Dans la mesure où la détermination précise de l’assiette serait essentielle pour tout impôt, les incohérences ainsi relevées devraient, d’après la demanderesse, conduire à l’annulation de la délibération critiquée, ainsi que des décisions d’approbation qui s’en sont suivies.

A titre plus subsidiaire, la partie demanderesse conclut au caractère illégal de la délibération litigieuse en ce qu’elle opère rétroactivement, étant donné que suivant son article 1er, la taxe litigieuse est mise en place à partir du 1er janvier 2001. Pour autant que le principe de la non-rétroactivité des actes administratifs, et en particulier des actes administratifs à caractère réglementaire, ne conduirait pas le tribunal à annuler purement et simplement la délibération litigieuse, la partie demanderesse estime que celle-ci ne pourrait pas produire d’effet rétroactif et demande au tribunal de dire qu’elle n’aurait pu produire ses effets qu’à partir de la publication au Mémorial ayant eu lieu en date du 16 août 2002.

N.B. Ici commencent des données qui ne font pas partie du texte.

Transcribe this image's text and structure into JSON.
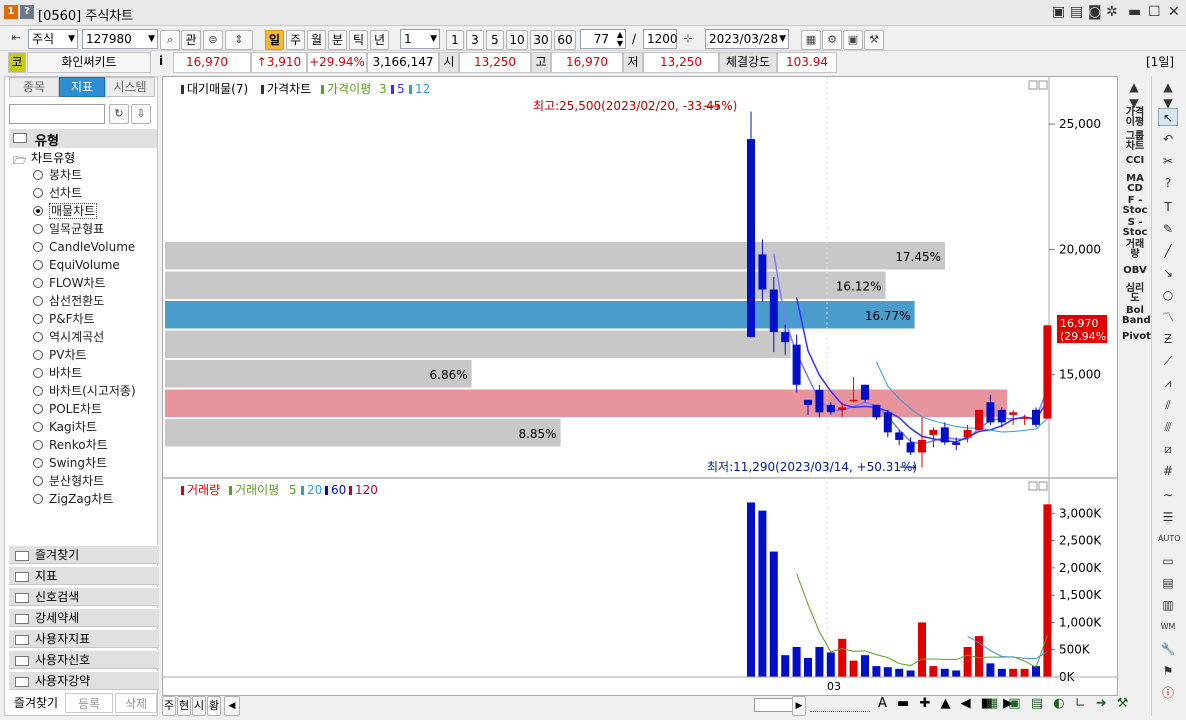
{
  "title": {
    "badge1": "1",
    "badge2": "?",
    "window_title": "[0560] 주식차트"
  },
  "toolbar": {
    "market": "주식",
    "code": "127980",
    "btn_gwan": "관",
    "periods": [
      "일",
      "주",
      "월",
      "분",
      "틱",
      "년"
    ],
    "active_period": "일",
    "interval_select": "1",
    "intervals": [
      "1",
      "3",
      "5",
      "10",
      "30",
      "60"
    ],
    "view_count": "77",
    "slash": "/",
    "total_count": "1200",
    "date": "2023/03/28"
  },
  "infobar": {
    "market_badge": "코",
    "stock_name": "화인써키트",
    "info_btn": "i",
    "price": "16,970",
    "change": "↑3,910",
    "change_pct": "+29.94%",
    "volume": "3,166,147",
    "open_label": "시",
    "open": "13,250",
    "high_label": "고",
    "high": "16,970",
    "low_label": "저",
    "low": "13,250",
    "strength_label": "체결강도",
    "strength": "103.94",
    "period_badge": "[1일]"
  },
  "leftpanel": {
    "tabs": [
      "종목",
      "지표",
      "시스템"
    ],
    "active_tab": "지표",
    "group_title": "유형",
    "subgroup": "차트유형",
    "items": [
      "봉차트",
      "선차트",
      "매물차트",
      "일목균형표",
      "CandleVolume",
      "EquiVolume",
      "FLOW차트",
      "삼선전환도",
      "P&F차트",
      "역시계곡선",
      "PV차트",
      "바차트",
      "바차트(시고저종)",
      "POLE차트",
      "Kagi차트",
      "Renko차트",
      "Swing차트",
      "분산형차트",
      "ZigZag차트"
    ],
    "selected_item": "매물차트",
    "folders": [
      "즐겨찾기",
      "지표",
      "신호검색",
      "강세약세",
      "사용자지표",
      "사용자신호",
      "사용자강약"
    ],
    "bottom_tabs": [
      "즐겨찾기",
      "등록",
      "삭제"
    ]
  },
  "chart": {
    "legend_top": {
      "vp": "대기매물(7)",
      "price": "가격차트",
      "ma": "가격이평",
      "ma1": "3",
      "ma2": "5",
      "ma3": "12"
    },
    "legend_bottom": {
      "vol": "거래량",
      "vma": "거래이평",
      "v1": "5",
      "v2": "20",
      "v3": "60",
      "v4": "120"
    },
    "high_annotation": "최고:25,500(2023/02/20, -33.45%)",
    "low_annotation": "최저:11,290(2023/03/14, +50.31%)",
    "price_axis": [
      "25,000",
      "20,000",
      "15,000"
    ],
    "volume_axis": [
      "3,000K",
      "2,500K",
      "2,000K",
      "1,500K",
      "1,000K",
      "500K",
      "0K"
    ],
    "current_price_label": "16,970",
    "current_pct_label": "(29.94%)",
    "x_label": "03",
    "colors": {
      "up": "#e00000",
      "down": "#0010c8",
      "vp_gray": "#c8c8c8",
      "vp_blue": "#4a9ccc",
      "vp_red": "#e8949c",
      "ma3": "#7b7bff",
      "ma5": "#3333ff",
      "ma12": "#2aa0d8",
      "vma20": "#3a8fd6",
      "vma5": "#5aa020"
    },
    "volume_profile": [
      {
        "pct": "17.45%",
        "share": 0.1745,
        "color": "gray"
      },
      {
        "pct": "16.12%",
        "share": 0.1612,
        "color": "gray"
      },
      {
        "pct": "16.77%",
        "share": 0.1677,
        "color": "blue"
      },
      {
        "pct": "",
        "share": 0.14,
        "color": "gray"
      },
      {
        "pct": "6.86%",
        "share": 0.0686,
        "color": "gray"
      },
      {
        "pct": "",
        "share": 0.19,
        "color": "red"
      },
      {
        "pct": "8.85%",
        "share": 0.0885,
        "color": "gray"
      }
    ]
  },
  "chart_data": {
    "type": "candlestick",
    "candles": [
      {
        "o": 16500,
        "h": 25500,
        "l": 16500,
        "c": 24400,
        "dir": "down_on_chart"
      },
      {
        "o": 19800,
        "h": 20400,
        "l": 17900,
        "c": 18400
      },
      {
        "o": 18400,
        "h": 18900,
        "l": 15900,
        "c": 16700
      },
      {
        "o": 16700,
        "h": 17000,
        "l": 15800,
        "c": 16300
      },
      {
        "o": 16200,
        "h": 16600,
        "l": 14300,
        "c": 14600
      },
      {
        "o": 14000,
        "h": 14000,
        "l": 13400,
        "c": 13800
      },
      {
        "o": 14400,
        "h": 14600,
        "l": 13300,
        "c": 13500
      },
      {
        "o": 13800,
        "h": 13900,
        "l": 13400,
        "c": 13500
      },
      {
        "o": 13600,
        "h": 13900,
        "l": 13300,
        "c": 13700
      },
      {
        "o": 14000,
        "h": 14900,
        "l": 13900,
        "c": 14000
      },
      {
        "o": 14600,
        "h": 14600,
        "l": 13900,
        "c": 14000
      },
      {
        "o": 13800,
        "h": 13800,
        "l": 13200,
        "c": 13300
      },
      {
        "o": 13500,
        "h": 13600,
        "l": 12500,
        "c": 12700
      },
      {
        "o": 12700,
        "h": 12800,
        "l": 12200,
        "c": 12400
      },
      {
        "o": 12300,
        "h": 12500,
        "l": 11800,
        "c": 11900
      },
      {
        "o": 11900,
        "h": 13300,
        "l": 11300,
        "c": 12400
      },
      {
        "o": 12600,
        "h": 12900,
        "l": 12100,
        "c": 12800
      },
      {
        "o": 12900,
        "h": 13100,
        "l": 12200,
        "c": 12300
      },
      {
        "o": 12300,
        "h": 12500,
        "l": 12000,
        "c": 12200
      },
      {
        "o": 12500,
        "h": 13000,
        "l": 12300,
        "c": 12800
      },
      {
        "o": 12800,
        "h": 13600,
        "l": 12700,
        "c": 13600
      },
      {
        "o": 13900,
        "h": 14200,
        "l": 13000,
        "c": 13100
      },
      {
        "o": 13600,
        "h": 13700,
        "l": 12900,
        "c": 13100
      },
      {
        "o": 13400,
        "h": 13600,
        "l": 13000,
        "c": 13500
      },
      {
        "o": 13300,
        "h": 13400,
        "l": 13000,
        "c": 13300
      },
      {
        "o": 13600,
        "h": 13700,
        "l": 12900,
        "c": 13000
      },
      {
        "o": 13250,
        "h": 16970,
        "l": 13250,
        "c": 16970
      }
    ],
    "volume": [
      3200,
      3050,
      2300,
      400,
      550,
      350,
      550,
      450,
      700,
      300,
      400,
      200,
      180,
      150,
      120,
      1000,
      200,
      150,
      120,
      550,
      750,
      250,
      150,
      150,
      150,
      200,
      3166
    ],
    "ylim_price": [
      11000,
      26000
    ],
    "ylim_volume": [
      0,
      3300
    ]
  },
  "bottombar": {
    "tabs": [
      "주",
      "현",
      "시",
      "황"
    ]
  }
}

Le délégué du Gouvernement rétorque que c’est par application du principe du pollueur-payeur inscrit à l’article 15 de la loi modifiée du 17 juin 1994 relative à la prévention et à la gestion des déchets que le choix a été porté sur le producteur ou détenteur de déchets en tant que redevable de la taxe. Il estime que la taxe litigieuse ne porterait pas atteinte au principe de l’égalité devant l’impôt, étant donné que ce sont les producteurs ou les gestionnaires-détenteurs qui sont redevables de la taxe et non pas le syndicat requérant. La perception de la taxe se ferait pour des raisons de facilité pratique évidentes par l’intermédiaire de l’exploitant de la décharge, en l’occurrence le syndicat demandeur. Pareil mode de perception ne serait pas inhabituel puisqu’il serait courant en matière d’impôts de percevoir les montants redus par un intermédiaire. Il relève d’autre part que dans la mesure où la décharge située au lieu-dit « Bockelsgrond/Fridhaff » est la seule qui existe sur le territoire de la Ville de Diekirch, le règlement communal litigieux ne saurait donc viser que les producteurs et les gestionnaires-détenteurs de déchets qui font acheminer leurs déchets vers ladite décharge, mais que ledit règlement concernerait néanmoins indistinctement tous les producteurs et gestionnaires de déchets qui se trouvent dans la même situation, à savoir ceux qui font transporter leurs déchets à la décharge en question, de sorte que le principe de l’égalité devant la loi et devant l’impôt serait respecté.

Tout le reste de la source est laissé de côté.